Adana'da yaşanan bir cinayet, hem toplum hem de güvenlik güçleri arasında şok etkisi yarattı. Hamile eşini öldüren bir adam, 10 gün boyunca cesedin yanında yaşadı. Olay, kötü kokuların komşuları alarma geçirmesiyle ortaya çıktı. 32 yaşındaki koca, cinayeti işledikten sonra evdeki cesetle yaşamaya devam etti. Bu dehşet verici olay, hem insanın ne kadar acımasız olabileceğini gözler önüne serdi hem de toplumda cinayetlere dair gelişmeleri sorgulatmaya başladı.
Pazar günü, Adana'nın Seyhan ilçesinde yaşanan olay, başta komşuları olmak üzere herkesin dikkatini çekti. Son günlerde dağınık halde kalan evdeki kötü kokular, çevre sakinlerini tedirgin etti. Kötü kokunun kaynağının ne olduğunu merak eden komşular, bulundukları apartman içerisinde incelemeye başladılar. Kısa bir süre içinde, durumun ciddiyeti fark edildi; bir kadının kaybolduğu ve eşinin de durumunun şüpheli olduğu ortaya çıktı. Olayın daha derinine inildiğinde, kocanın davranışlarına dair şüpheler yoğunlaştı ve bu kayıtlara geçen bir durum olarak polisle paylaşıldı.
Polisin olay yerine gelmesiyle beraber gelişmeler hızla ilerledi. Evde yapılan detaylı bir inceleme sonucunda, 6 aylık hamile eşinin cesedi, evin içindeki odalardan birinde bulundu. Cesedin durumu ve tehdidi göz önünde bulundurulduğunda, polis hemen kocayı gözaltına aldı. Gözaltına alınan 32 yaşındaki adamın, cinayet sonrası ruhsal durumu ve verdiği ifadeler oldukça dikkat çekiciydi. Olaydan sonra cebinde bir miktar para ile komşu mahalleye kaçmayı planladığı düşünülüyor. Ancak komşuların, şüpheli durumdan dolayı alarm vermesi, planlarının suya düşmesine sebep oldu.
Kızının geleceği için çok daha sağlıklı bir hayat bırakmanın ideal olduğunu dile getiren kadınların aileleri, bu tür şiddet olaylarıyla yaşamaktan endişe ettiklerini belirtmektedir. Toplumun, böyle dehşet verici olaylara karşı nasıl bir tepki verdiği de dikkat çekti. Uzmanlar, yapılan araştırmalarda aile içi şiddeti durdurmanın yolları üzerinde çalışmalar yaparken, Adana'daki olay bir kez daha cinayetlerin önlenmesini gündeme taşıdı. Koca tutuklandıktan sonra mahkeme önüne çıkarılacak ve burada yargılanacaktır. Olay, Adana'da ve diğer bölgelerde pek çok kadının yaşadığı şiddet sorununu bir kez daha gün yüzüne çıkardı. Bu tür olayların önlenmesi için yetkililerin toplumsal bir çalışma başlatması, herkesin ortak görüşü oldu.

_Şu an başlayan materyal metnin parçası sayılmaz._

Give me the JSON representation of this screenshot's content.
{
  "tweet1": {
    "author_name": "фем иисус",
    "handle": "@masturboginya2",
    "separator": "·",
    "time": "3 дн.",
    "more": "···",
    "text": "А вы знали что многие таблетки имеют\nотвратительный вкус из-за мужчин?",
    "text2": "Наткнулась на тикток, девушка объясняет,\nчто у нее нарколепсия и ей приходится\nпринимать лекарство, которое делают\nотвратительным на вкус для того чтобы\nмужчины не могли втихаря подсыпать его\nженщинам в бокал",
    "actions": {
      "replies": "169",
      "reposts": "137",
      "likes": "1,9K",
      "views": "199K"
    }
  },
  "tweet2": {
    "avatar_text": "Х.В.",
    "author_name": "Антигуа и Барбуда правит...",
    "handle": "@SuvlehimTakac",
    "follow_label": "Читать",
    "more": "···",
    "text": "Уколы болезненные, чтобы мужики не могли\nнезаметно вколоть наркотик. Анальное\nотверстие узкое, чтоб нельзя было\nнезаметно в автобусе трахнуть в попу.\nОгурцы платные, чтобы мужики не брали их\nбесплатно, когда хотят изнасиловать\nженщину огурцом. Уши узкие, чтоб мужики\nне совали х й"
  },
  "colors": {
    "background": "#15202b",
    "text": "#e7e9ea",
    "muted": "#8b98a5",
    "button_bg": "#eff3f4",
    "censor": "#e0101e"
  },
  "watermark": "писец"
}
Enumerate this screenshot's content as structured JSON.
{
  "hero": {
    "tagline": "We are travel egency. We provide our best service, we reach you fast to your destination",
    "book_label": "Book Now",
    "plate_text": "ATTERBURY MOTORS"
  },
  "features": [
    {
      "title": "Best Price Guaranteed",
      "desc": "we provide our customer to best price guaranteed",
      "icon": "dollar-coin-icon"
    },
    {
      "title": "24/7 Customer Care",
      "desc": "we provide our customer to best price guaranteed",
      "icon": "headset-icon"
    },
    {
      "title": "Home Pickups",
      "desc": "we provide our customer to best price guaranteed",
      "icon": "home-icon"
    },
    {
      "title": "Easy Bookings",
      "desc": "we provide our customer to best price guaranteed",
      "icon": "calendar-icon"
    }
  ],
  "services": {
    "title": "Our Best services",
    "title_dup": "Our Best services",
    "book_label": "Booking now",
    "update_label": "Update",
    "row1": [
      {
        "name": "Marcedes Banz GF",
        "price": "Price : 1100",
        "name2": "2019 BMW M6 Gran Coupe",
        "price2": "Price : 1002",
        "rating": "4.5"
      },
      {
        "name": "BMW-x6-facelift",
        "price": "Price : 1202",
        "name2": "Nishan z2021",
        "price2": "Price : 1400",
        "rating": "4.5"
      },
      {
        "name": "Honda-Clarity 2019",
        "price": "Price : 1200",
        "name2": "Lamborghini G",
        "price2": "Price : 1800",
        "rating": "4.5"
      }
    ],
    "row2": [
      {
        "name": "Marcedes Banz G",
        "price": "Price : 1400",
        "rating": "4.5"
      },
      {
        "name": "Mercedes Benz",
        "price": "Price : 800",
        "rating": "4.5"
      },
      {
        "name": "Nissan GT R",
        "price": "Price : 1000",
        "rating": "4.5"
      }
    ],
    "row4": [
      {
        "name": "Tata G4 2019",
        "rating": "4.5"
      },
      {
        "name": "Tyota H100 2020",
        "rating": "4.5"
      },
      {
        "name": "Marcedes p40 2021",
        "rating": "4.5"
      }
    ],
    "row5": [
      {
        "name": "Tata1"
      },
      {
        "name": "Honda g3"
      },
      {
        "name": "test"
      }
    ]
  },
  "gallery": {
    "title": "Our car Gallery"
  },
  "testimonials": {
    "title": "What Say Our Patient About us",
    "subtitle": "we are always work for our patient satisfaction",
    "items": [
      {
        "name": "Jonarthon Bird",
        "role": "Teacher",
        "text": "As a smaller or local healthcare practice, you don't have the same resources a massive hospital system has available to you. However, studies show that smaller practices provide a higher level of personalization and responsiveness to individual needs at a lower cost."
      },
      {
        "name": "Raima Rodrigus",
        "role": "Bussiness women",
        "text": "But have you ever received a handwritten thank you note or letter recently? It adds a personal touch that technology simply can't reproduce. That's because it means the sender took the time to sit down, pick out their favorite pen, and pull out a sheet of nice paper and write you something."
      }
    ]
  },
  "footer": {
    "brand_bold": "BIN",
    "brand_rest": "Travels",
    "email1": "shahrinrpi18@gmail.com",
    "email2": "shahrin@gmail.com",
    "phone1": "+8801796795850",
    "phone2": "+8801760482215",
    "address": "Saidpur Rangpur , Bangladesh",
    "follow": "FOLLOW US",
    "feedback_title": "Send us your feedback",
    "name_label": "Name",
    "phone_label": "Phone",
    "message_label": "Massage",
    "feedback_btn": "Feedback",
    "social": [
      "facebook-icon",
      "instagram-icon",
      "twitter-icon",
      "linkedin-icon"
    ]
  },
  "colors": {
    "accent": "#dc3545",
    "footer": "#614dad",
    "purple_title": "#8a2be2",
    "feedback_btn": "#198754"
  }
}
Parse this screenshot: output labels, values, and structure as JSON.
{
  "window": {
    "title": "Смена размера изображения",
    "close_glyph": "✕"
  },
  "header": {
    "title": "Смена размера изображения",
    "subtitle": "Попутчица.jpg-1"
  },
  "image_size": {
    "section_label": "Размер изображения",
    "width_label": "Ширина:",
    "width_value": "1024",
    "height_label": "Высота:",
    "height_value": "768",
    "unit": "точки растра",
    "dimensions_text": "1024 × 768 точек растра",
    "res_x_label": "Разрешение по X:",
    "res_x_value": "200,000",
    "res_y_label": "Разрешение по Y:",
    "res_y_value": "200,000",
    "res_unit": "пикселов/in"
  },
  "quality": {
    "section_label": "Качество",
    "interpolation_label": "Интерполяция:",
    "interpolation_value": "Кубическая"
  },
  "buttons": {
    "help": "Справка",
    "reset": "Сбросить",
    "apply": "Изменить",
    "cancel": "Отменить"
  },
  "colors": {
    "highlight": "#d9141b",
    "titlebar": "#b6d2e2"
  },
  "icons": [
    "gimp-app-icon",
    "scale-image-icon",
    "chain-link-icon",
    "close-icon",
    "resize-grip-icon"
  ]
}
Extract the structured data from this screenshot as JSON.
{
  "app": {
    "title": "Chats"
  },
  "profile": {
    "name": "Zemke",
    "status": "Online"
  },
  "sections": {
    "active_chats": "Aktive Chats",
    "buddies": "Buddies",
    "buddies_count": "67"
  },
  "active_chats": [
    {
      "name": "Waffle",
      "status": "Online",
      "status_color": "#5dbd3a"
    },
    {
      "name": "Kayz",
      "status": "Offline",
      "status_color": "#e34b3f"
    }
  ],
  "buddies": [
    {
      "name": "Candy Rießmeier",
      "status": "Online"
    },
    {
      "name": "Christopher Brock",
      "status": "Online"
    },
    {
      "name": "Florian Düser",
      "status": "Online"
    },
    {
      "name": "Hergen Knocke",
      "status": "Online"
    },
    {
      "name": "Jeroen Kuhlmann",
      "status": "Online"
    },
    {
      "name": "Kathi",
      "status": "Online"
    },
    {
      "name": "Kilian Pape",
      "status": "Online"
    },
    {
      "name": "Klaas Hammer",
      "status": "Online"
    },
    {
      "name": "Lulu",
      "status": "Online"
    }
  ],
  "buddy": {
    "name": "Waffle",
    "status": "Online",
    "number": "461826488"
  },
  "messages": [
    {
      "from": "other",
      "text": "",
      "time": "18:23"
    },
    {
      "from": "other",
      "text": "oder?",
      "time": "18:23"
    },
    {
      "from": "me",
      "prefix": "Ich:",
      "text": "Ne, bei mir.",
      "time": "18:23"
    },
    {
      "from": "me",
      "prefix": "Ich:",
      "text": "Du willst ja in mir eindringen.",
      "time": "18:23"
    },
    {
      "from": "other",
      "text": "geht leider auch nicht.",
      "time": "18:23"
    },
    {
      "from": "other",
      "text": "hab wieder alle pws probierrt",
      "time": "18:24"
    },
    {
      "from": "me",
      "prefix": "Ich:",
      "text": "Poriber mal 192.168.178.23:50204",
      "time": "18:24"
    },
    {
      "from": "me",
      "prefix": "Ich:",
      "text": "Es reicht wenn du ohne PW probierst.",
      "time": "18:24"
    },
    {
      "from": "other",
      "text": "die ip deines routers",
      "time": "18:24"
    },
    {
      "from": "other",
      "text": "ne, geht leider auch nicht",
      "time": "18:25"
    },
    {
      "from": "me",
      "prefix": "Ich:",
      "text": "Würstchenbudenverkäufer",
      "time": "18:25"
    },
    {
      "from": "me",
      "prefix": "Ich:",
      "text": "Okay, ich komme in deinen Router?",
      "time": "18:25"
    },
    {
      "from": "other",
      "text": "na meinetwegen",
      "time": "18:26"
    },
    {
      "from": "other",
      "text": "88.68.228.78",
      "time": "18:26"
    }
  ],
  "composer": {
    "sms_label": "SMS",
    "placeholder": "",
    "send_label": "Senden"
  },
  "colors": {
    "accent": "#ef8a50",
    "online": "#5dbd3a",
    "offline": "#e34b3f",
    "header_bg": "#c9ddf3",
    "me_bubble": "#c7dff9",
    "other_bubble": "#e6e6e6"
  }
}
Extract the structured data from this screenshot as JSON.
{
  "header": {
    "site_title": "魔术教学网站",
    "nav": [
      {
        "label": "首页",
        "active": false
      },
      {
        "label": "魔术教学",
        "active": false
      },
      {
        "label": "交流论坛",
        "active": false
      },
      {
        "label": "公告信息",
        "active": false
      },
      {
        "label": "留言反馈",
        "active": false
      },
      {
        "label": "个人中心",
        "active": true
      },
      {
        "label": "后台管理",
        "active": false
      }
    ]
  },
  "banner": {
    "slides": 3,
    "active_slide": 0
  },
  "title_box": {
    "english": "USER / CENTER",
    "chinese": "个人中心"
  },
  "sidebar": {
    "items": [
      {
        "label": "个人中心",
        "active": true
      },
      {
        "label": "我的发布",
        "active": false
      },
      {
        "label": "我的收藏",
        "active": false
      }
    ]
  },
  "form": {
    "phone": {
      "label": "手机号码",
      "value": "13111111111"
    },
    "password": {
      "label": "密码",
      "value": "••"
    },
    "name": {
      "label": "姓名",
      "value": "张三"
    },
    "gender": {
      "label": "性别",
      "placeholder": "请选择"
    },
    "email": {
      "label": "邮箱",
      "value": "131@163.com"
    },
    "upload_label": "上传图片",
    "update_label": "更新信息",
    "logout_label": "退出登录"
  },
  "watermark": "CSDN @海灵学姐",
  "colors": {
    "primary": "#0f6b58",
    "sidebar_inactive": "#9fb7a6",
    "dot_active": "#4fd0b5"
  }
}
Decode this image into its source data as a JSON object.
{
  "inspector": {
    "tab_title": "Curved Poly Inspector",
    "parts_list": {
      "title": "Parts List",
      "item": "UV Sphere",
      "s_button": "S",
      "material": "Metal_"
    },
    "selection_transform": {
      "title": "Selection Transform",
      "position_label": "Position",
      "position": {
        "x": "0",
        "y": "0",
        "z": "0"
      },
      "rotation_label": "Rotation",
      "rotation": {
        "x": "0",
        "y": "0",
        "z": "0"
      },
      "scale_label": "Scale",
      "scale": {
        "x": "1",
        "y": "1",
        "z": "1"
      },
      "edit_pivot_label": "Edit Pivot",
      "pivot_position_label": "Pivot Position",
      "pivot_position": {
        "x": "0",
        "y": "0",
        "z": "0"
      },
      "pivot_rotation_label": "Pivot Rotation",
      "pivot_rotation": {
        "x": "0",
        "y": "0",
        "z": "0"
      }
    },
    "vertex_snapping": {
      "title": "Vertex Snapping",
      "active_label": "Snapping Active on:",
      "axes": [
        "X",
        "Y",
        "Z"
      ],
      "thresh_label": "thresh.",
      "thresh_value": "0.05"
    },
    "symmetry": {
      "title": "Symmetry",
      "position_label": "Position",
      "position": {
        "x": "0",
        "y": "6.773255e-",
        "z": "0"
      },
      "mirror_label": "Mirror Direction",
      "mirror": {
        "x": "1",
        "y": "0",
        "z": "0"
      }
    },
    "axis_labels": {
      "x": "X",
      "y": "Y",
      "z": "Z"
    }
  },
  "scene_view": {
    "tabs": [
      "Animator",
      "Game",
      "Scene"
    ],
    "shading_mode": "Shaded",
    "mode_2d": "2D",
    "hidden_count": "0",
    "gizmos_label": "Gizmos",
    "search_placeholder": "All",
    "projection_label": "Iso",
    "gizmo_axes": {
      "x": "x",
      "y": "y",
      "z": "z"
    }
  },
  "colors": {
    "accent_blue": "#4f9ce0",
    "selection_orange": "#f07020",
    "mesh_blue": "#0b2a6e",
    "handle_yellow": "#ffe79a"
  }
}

Bu olayla ilgili dinleyici ve izleyici kitlesi, medya aracılığıyla daha fazla bilgi talep ederken, mağdur tarafının yaşadığı psikolojik travma da unutulmamalıdır. Anne ve oğlun yaşadığı travmanın yanı sıra, cinayet karşısında adaletin bir an önce yerini bulması adına sosyal medyada kampanyalar başlatıldı. Herkesin dayanışma içinde olduğu bu süreçte, benzer olayların bir daha yaşanmaması adına toplumsal bir seferberliğin önemli olduğu savunuluyor.
Sonuç olarak, bu acı olay, hem Adana'daki hem de ülke genelindeki aile içi şiddet sorununu yeniden gündeme taşımış durumdadır. Bu tür durumda sadece kurbanları değil, aynı zamanda aile yapılarını ve toplumunu da derinden etkileyen bir trajedinin önüne geçilmesi için tüm kesimlerin el birliğiyle çalışması önemlidir. Unutulmamalıdır ki, her birey şiddetten uzak bir yaşamı ve sağlıklı bir aile birliğini hak etmektedir.